Ideally, users should have access to:

  • Just enough to do their job
  • Not enough to do damage
  • Entitlements that adhere to compliance regulations
  • Entitlements that meet corporate policies and audit guidelines

A solution that works

Solving this problem is easier said then done. Many Ad hoc solutions have been attempted. Establishing a "Golden Employee" and replicating these entitlements to employees with similar responsibilities is but one example. These solutions can be effective if your organization is small, but they rarely work in large, complex organizations.

The most typical approach used by organizations involves conducting extensive interviews. Managers of functional teams attempt to ascertain—from the manager's point of view—what requirements are. These interviews are costly and often fraught with error for two primary reasons.

  1. Managers typically request broader access than is truly required for fear that less may disrupt business functions
  2. Managers have difficulty in understanding the scope of authority that may be granted by allowing access to various applications and data resources

New tools have appeared in the marketplace recently. These tools assist in role development by using a method to gather current entitlements for all users. Once gathered, similar patterns are recognized and roles are established based upon what users have been authorized to access in the past.
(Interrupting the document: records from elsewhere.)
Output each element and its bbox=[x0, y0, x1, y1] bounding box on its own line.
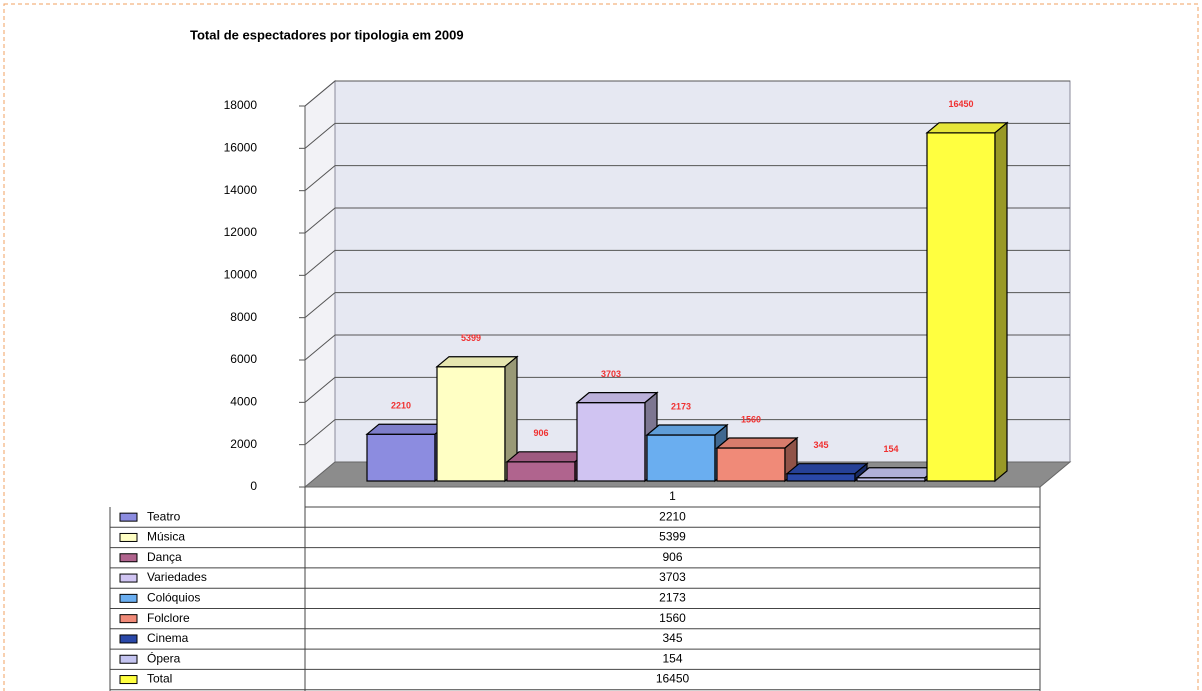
grid-line bbox=[304, 207, 1070, 234]
bar-top bbox=[365, 423, 449, 435]
grid-line bbox=[304, 122, 1070, 149]
legend-swatch bbox=[119, 614, 138, 624]
bar bbox=[786, 473, 856, 482]
table-value: 16450 bbox=[656, 672, 690, 686]
data-label: 154 bbox=[883, 444, 898, 454]
table-header: 1 bbox=[669, 489, 676, 503]
data-label: 906 bbox=[533, 428, 548, 438]
legend-label: Colóquios bbox=[147, 591, 200, 605]
legend-swatch bbox=[119, 573, 138, 583]
table-value: 2210 bbox=[659, 509, 686, 523]
bar-top bbox=[855, 467, 939, 479]
table-value: 3703 bbox=[659, 570, 686, 584]
y-tick-label: 2000 bbox=[230, 437, 257, 451]
bar-top bbox=[715, 437, 799, 449]
legend-label: Cinema bbox=[147, 631, 189, 645]
table-value: 154 bbox=[662, 651, 682, 665]
bar-top bbox=[645, 424, 729, 436]
grid-line bbox=[304, 165, 1070, 192]
legend-swatch bbox=[119, 512, 138, 522]
bar-top bbox=[925, 122, 1009, 134]
legend-label: Música bbox=[147, 530, 185, 544]
y-tick-label: 16000 bbox=[224, 141, 258, 155]
bar bbox=[366, 433, 436, 482]
legend-label: Variedades bbox=[147, 570, 207, 584]
y-tick-label: 12000 bbox=[224, 225, 258, 239]
y-tick-label: 14000 bbox=[224, 183, 258, 197]
y-tick-label: 8000 bbox=[230, 310, 257, 324]
data-label: 1560 bbox=[741, 414, 761, 424]
data-label: 2210 bbox=[391, 401, 411, 411]
legend-label: Dança bbox=[147, 550, 182, 564]
legend-label: Ópera bbox=[147, 650, 181, 665]
y-tick-label: 6000 bbox=[230, 352, 257, 366]
grid-line bbox=[304, 249, 1070, 276]
grid-line bbox=[304, 334, 1070, 361]
y-tick-label: 0 bbox=[250, 479, 257, 493]
data-label: 3703 bbox=[601, 369, 621, 379]
bar-top bbox=[575, 392, 659, 404]
bar-top bbox=[505, 451, 589, 463]
grid-line bbox=[304, 80, 1070, 107]
bar bbox=[576, 402, 646, 482]
legend-label: Teatro bbox=[147, 509, 181, 523]
legend-swatch bbox=[119, 634, 138, 644]
bar-top bbox=[435, 356, 519, 368]
y-tick-label: 4000 bbox=[230, 395, 257, 409]
table-value: 1560 bbox=[659, 611, 686, 625]
frame bbox=[3, 3, 1199, 691]
data-label: 345 bbox=[813, 440, 828, 450]
y-tick-label: 18000 bbox=[224, 98, 258, 112]
bar bbox=[436, 366, 506, 482]
data-label: 16450 bbox=[948, 99, 973, 109]
bar bbox=[716, 447, 786, 482]
data-label: 2173 bbox=[671, 401, 691, 411]
legend-label: Total bbox=[147, 672, 172, 686]
chart-title: Total de espectadores por tipologia em 2… bbox=[190, 27, 464, 42]
legend-swatch bbox=[119, 532, 138, 542]
y-tick-label: 10000 bbox=[224, 268, 258, 282]
legend-swatch bbox=[119, 654, 138, 664]
bar bbox=[926, 132, 996, 482]
table-value: 5399 bbox=[659, 530, 686, 544]
bar bbox=[646, 434, 716, 482]
table-value: 345 bbox=[662, 631, 682, 645]
legend-swatch bbox=[119, 675, 138, 685]
bar bbox=[506, 461, 576, 482]
legend-swatch bbox=[119, 593, 138, 603]
grid-line bbox=[304, 376, 1070, 403]
table-value: 2173 bbox=[659, 591, 686, 605]
legend-label: Folclore bbox=[147, 611, 190, 625]
bar-side bbox=[994, 121, 1008, 483]
grid-line bbox=[304, 292, 1070, 319]
table-value: 906 bbox=[662, 550, 682, 564]
side-wall bbox=[304, 79, 336, 489]
legend-swatch bbox=[119, 553, 138, 563]
bar-top bbox=[785, 463, 869, 475]
data-label: 5399 bbox=[461, 333, 481, 343]
grid-line bbox=[304, 419, 1070, 446]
While this method may help streamline or reduce roles, it does nothing to to account for elimination of excessive access.

The Prodigen solution delivers, and learns

The key to the Prodigen solution is to understand what users truly require to perform daily tasks. The Contouring Engine® accomplishes this by learning exactly what each identity needs. Combined with an identity's current entitlements, The Contouring Engine® can deliver a "Gap Analysis" without the interview process. Now, managers can reel in excessive entitlements with confidence through meaningful and actionable information. On top of that, managers can ensure that roles are established inline with rules already in place to establish corporate compliance objectives. This insures that no roles will be in conflict with policies. Thus, entitlements granted from the roles will be no broader than required based on actual usage.